Stone Sour - Audio Secrecy

Review

Mutig ist es, was STONE SOUR mit ihrem neuen Album „Audio Secrecy“ geschaffen haben. Der Anspruch lautete im Vorfeld, das musikalische Feld noch zu erweitern und eine Scheibe abzuliefern, die besonders durch eine enorme stilistische Bandbreite auffällt.
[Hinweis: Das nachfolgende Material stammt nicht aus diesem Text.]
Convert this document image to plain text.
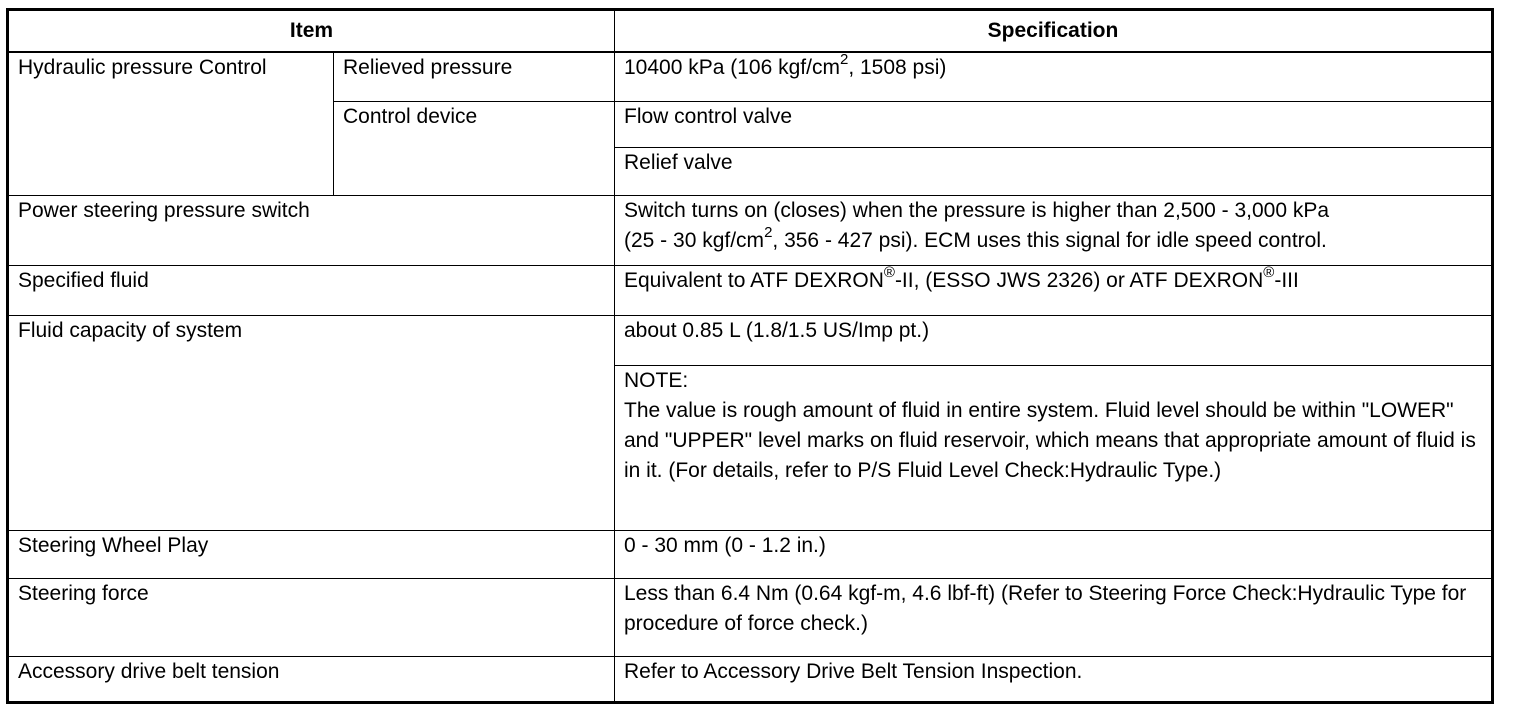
Item		Specification
Hydraulic pressure Control	Relieved pressure	10400 kPa (106 kgf/$cm^2$, 1508 psi)
	Control device	Flow control valve
		Relief valve
Power steering pressure switch		Switch turns on (closes) when the pressure is higher than 2,500 - 3,000 kPa
(25 - 30 kgf/$cm^2$, 356 - 427 psi). ECM uses this signal for idle speed control.

Specified fluid		Equivalent to ATF DEXRON®-II, (ESSO JWS 2326) or ATF DEXRON®-III
Fluid capacity of system		about 0.85 L (1.8/1.5 US/Imp pt.)

		NOTE:
The value is rough amount of fluid in entire system. Fluid level should be within "LOWER" and "UPPER" level marks on fluid reservoir, which means that appropriate amount of fluid is in it. (For details, refer to P/S Fluid Level Check:Hydraulic Type.)

Steering Wheel Play		0 - 30 mm (0 - 1.2 in.)
Steering force		Less than 6.4 Nm (0.64 kgf-m, 4.6 lbf-ft) (Refer to Steering Force Check:Hydraulic Type for procedure of force check.)
Accessory drive belt tension		Refer to Accessory Drive Belt Tension Inspection.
Dieses Vorhaben ist geglückt, es dürfte aber auch Leute geben, die sich mit dieser Tatsache etwas schwer tun werden. Besonders Fans des Debüts werden manchmal schwer schlucken müssen, denn mit „Audio Secrecy“ begeben sich STONE SOUR mehr als einmal auf die Spuren NICKELBACKS und liefern uns reinrassige Radio-Rockballaden mit Dauerberieselungsgarantie. „Dying und Hesitate“ sind für den Mainstream geschriebene Schmusenummern, beide gehören zu den guten ihres Fachs, beide werden aber so manchen Metalfan eher abschrecken.

Und unter den 13 Songs (plus Piano-Intro) befinden sich noch mehr ruhige Nummern, die sich dann jedoch eher in Terrain vor wagen, das man von STONE SOUR gewohnt ist und sich an Gassenhauern wie „Bother“ oder „Through Glass“ orientieren. Und tatsächlich, „Imperfect“ ist vielleicht eine der schönsten und ergreifendsten Rock-Balladen des Jahres, kitschfrei und emotional – hier klingen STONE SOUR dann wieder vertraut und graziös.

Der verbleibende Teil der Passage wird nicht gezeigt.